The letter sets forth that Innocent, desiring to have peace restored to those parts which were then distracted by dissensions, sent for that purpose three legates to Frederick as the chief author of those evils, pointed out the way to peace, and promised that he would do his own part to restore it. Frederick agreed to terms of peace, which he swore to observe, but which he at once violated. The letter then sets forth the crimes of which Frederick was guilty.
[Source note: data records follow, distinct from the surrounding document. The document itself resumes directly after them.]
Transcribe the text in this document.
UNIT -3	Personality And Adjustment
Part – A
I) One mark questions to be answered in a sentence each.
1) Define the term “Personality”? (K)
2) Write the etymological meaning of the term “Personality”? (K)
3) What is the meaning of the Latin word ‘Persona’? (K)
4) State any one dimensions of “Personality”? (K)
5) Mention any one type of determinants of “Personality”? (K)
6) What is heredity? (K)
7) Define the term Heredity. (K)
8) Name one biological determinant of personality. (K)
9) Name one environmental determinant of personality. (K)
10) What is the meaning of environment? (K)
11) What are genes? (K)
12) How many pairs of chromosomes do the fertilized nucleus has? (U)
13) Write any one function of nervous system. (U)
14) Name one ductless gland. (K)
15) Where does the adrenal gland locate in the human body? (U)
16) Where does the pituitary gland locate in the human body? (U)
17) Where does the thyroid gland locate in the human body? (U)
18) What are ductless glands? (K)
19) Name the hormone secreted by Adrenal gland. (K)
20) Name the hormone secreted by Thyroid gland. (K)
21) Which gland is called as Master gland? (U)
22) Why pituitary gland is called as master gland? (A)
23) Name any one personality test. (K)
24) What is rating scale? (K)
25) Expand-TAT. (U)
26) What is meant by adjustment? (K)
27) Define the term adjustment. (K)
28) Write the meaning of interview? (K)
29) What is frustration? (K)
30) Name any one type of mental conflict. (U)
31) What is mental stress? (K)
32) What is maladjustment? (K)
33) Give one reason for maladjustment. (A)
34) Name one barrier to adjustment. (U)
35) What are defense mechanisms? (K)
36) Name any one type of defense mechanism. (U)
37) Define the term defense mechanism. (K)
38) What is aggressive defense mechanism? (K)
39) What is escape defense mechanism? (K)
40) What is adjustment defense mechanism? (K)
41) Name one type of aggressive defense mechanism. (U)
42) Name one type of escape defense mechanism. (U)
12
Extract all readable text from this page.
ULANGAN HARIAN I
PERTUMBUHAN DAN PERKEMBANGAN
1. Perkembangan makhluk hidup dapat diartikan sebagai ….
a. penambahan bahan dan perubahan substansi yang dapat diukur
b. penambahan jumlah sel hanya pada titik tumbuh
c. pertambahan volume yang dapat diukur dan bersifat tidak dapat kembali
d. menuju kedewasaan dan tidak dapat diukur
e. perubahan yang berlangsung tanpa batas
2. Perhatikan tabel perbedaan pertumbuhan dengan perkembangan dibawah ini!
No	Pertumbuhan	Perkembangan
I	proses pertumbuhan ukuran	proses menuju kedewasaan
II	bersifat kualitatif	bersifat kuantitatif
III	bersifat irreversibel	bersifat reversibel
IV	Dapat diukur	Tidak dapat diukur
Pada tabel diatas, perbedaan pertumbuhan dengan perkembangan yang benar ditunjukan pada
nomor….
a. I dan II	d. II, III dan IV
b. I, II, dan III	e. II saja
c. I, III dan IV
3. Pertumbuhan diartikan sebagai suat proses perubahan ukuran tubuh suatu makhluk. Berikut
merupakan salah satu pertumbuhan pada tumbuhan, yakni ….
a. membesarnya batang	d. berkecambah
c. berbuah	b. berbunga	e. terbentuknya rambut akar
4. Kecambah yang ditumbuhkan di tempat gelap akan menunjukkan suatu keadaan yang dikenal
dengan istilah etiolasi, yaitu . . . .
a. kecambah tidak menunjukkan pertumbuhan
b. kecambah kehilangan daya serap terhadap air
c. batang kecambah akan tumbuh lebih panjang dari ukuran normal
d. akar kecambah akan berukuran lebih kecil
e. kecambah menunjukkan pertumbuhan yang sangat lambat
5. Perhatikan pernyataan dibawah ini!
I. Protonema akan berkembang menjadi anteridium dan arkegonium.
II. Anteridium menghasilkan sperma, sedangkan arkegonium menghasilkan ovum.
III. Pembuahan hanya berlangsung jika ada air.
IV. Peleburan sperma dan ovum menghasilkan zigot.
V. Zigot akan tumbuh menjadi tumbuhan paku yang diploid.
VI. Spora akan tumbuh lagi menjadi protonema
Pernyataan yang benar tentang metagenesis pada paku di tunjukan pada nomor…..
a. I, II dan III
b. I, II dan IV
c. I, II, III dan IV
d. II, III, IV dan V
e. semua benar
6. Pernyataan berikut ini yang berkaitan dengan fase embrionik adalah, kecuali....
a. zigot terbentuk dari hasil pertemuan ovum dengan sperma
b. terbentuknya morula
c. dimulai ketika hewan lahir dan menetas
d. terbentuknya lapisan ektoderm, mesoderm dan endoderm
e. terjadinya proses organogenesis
It accuses him of perjury; of contempt for the spiritual authority of the Roman Pontiff, by disregarding the excommunication pronounced against him and by compelling others to do so; of invading pontifical territory; of having broken the terms of peace made with Pope Gregory, and which he swore to keep; of oppressing the Church in Sicily; of having taken, persecuted, and done to death bishops and others who were on their way to Rome for a council which he himself had asked to be convoked; of having incurred suspicion of heresy for treating a papal excommunication with contempt; of having conspired with the Saracens and other enemies of Christianity; of being guilty of the death of Louis I, Duke of Bavaria, and of giving his daughter in marriage to a schismatic; of not paying tribute for Sicily, which is the patrimony of St. Peter. For these and for other crimes, Innocent IV, by this apostolic letter, declares Frederick unworthy to rule, and his subjects freed from their duty of obedience to him as sovereign.